I used to regularly get good sleep for a while pre-pandemic, but ever since then my sleep has become so dysregulated and I've basically become dependent on weed to fall asleep. It's gotten to the point where I get nerve pain and restless legs (that in itself contributes to insomnia) if I don't get high before bed, no idea if this is a shared experience with other NDers. On top of the fact that this makes weed less fun and it makes my tolerance out of control, I also don't like relying on a substance to fall asleep as it seems to just make it more difficult to try and go without the longer I continue this pattern. I am trying to refrain from using weed to fall asleep for the next short little while but the first night I'm unable to fall asleep at all. Anyone have any advice or experience with a similar situation or just for regulating sleep in general? I know sleep difficulties are part and parcel of the autistic, ADHD, ND experience generally. I can't function if I don't get good sleep and I'm desperate.
I also have diagnosed audhd and have had sleep problems for as long as I can remember until literally around this time last year. It sucked when I was younger because nobody took me seriously when I told them I was having serious sleep issues. I have always had problems falling asleep and staying asleep. To make it worse, it felt like no matter how much sleep I got, I woke up feeling tired and poorly rested anyway.
To fix my problem, first I started limiting ANY drug usage (which includes caffeine and weed) to early afternoon at the latest. When it comes down to it, making these a part of a schedule makes anybody potentially mentally and physically reliant on them, and seeing as audhd predisposes people to extra vulnerability to becoming reliant on them, it’s no wonder I ended up becoming so dependent on them to stay awake/fall asleep.
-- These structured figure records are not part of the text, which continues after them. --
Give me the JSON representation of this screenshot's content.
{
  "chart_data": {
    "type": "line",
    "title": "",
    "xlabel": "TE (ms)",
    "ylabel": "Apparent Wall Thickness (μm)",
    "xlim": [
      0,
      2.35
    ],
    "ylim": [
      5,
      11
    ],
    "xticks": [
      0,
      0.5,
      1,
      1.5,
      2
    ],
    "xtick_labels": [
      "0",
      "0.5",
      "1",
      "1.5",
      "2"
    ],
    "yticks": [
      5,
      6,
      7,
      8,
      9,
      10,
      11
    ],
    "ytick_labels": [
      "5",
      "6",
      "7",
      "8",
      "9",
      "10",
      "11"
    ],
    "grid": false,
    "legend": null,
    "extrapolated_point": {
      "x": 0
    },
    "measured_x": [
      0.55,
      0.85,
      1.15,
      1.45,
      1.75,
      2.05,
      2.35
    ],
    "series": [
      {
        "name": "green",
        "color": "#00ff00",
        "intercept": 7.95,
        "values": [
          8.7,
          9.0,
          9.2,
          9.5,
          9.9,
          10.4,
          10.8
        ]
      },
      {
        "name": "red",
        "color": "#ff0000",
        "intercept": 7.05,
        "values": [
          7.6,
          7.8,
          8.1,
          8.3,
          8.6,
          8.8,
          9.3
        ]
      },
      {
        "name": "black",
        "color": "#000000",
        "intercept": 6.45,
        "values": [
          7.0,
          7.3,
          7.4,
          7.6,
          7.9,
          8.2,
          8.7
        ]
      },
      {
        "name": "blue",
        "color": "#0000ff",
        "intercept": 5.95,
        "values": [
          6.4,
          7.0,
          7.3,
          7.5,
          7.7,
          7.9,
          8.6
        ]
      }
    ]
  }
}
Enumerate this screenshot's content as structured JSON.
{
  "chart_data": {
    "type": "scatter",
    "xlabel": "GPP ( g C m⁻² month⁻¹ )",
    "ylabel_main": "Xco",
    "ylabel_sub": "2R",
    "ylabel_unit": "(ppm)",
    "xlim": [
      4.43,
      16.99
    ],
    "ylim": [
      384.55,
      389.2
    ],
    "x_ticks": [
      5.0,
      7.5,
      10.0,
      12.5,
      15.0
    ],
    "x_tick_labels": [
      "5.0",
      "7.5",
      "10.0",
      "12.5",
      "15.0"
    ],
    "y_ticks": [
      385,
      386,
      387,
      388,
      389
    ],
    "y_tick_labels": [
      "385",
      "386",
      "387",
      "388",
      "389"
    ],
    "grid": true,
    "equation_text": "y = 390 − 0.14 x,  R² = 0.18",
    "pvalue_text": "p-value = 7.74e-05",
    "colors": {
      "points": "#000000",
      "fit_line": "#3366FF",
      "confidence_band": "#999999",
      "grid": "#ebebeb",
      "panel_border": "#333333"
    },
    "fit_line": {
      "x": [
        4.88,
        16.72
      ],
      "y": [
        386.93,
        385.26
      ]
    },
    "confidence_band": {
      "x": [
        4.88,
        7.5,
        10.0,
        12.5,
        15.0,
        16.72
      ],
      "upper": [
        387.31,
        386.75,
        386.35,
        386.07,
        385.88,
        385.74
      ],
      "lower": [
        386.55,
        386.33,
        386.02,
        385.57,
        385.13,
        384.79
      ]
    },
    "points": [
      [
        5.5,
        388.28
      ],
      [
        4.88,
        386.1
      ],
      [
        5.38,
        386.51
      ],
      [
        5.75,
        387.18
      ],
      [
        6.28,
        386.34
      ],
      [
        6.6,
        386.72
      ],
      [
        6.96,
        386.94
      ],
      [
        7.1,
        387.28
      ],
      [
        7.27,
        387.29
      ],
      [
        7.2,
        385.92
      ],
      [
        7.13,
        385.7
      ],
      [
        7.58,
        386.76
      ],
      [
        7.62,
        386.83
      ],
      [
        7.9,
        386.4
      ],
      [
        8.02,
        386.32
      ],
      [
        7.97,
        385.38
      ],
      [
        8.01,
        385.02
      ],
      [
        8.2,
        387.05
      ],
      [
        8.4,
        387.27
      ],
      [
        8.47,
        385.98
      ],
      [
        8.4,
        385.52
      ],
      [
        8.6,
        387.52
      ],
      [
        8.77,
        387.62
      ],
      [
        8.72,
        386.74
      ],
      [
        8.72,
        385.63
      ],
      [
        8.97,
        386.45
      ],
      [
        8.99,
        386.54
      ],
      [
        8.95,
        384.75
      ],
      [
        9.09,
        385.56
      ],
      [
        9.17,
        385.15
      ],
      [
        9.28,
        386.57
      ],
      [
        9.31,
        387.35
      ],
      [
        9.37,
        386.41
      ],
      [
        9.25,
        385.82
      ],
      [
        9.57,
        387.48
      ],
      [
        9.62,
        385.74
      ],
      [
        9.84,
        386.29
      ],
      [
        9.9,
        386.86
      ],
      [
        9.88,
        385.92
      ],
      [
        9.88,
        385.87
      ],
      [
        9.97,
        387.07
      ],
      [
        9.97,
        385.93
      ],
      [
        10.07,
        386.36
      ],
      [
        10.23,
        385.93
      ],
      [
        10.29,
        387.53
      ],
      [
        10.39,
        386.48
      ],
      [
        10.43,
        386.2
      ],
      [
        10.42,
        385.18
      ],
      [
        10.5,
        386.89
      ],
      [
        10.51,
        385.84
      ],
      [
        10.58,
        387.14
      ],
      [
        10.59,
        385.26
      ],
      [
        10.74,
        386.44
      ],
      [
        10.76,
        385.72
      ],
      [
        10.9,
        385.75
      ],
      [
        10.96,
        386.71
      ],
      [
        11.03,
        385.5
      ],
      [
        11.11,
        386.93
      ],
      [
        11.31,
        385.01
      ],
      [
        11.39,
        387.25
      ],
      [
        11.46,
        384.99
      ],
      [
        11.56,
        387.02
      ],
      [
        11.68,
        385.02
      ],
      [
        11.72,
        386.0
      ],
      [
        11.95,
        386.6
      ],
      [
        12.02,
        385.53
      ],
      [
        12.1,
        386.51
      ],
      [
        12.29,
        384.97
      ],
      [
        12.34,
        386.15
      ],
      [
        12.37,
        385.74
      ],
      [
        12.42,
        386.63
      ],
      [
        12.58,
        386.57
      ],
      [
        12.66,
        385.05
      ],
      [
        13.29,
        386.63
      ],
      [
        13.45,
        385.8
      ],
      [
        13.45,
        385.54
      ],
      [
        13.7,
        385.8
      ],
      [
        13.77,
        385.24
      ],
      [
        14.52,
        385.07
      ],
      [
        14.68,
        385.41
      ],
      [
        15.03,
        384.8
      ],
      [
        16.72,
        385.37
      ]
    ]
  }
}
Second, I started taking vitamin D immediately when I wake up in the morning. I’ve also tried to limit phone usage, especially within an hour of trying to go to sleep. There are admittedly some nights that I just can’t put the damn thing down, and on those nights I inevitably end up sleeping worse. I don’t have the science to back it up, but I assume it’s the fact that while I would like to sleep, my chronically dopamine/serotonin deficient body is screaming at me to pick the dopamine/serotonin machine back up and scroll through my phone again. To help with this, the nights I feel I can’t put the phone away I try to do something that is more chill and has a set end, like doing all of the daily NYT puzzle games.
This combination of things has literally changed my life. Not only do I sleep through the night, which has been incredible, but I wake up most days feeling well rested. I am seldom tired during the daytime and very rarely feel the need to nap. Most shockingly, I never realized how overstimulated I was getting in everyday life just from being poorly rested. My tolerance for being in uncomfortable situations/environments is so much higher that I feel burnt out about 10% of the time I used to. It’s such an incredible difference that I thought I’d never experience after having lived my entire life simply believing I was bad at sleeping.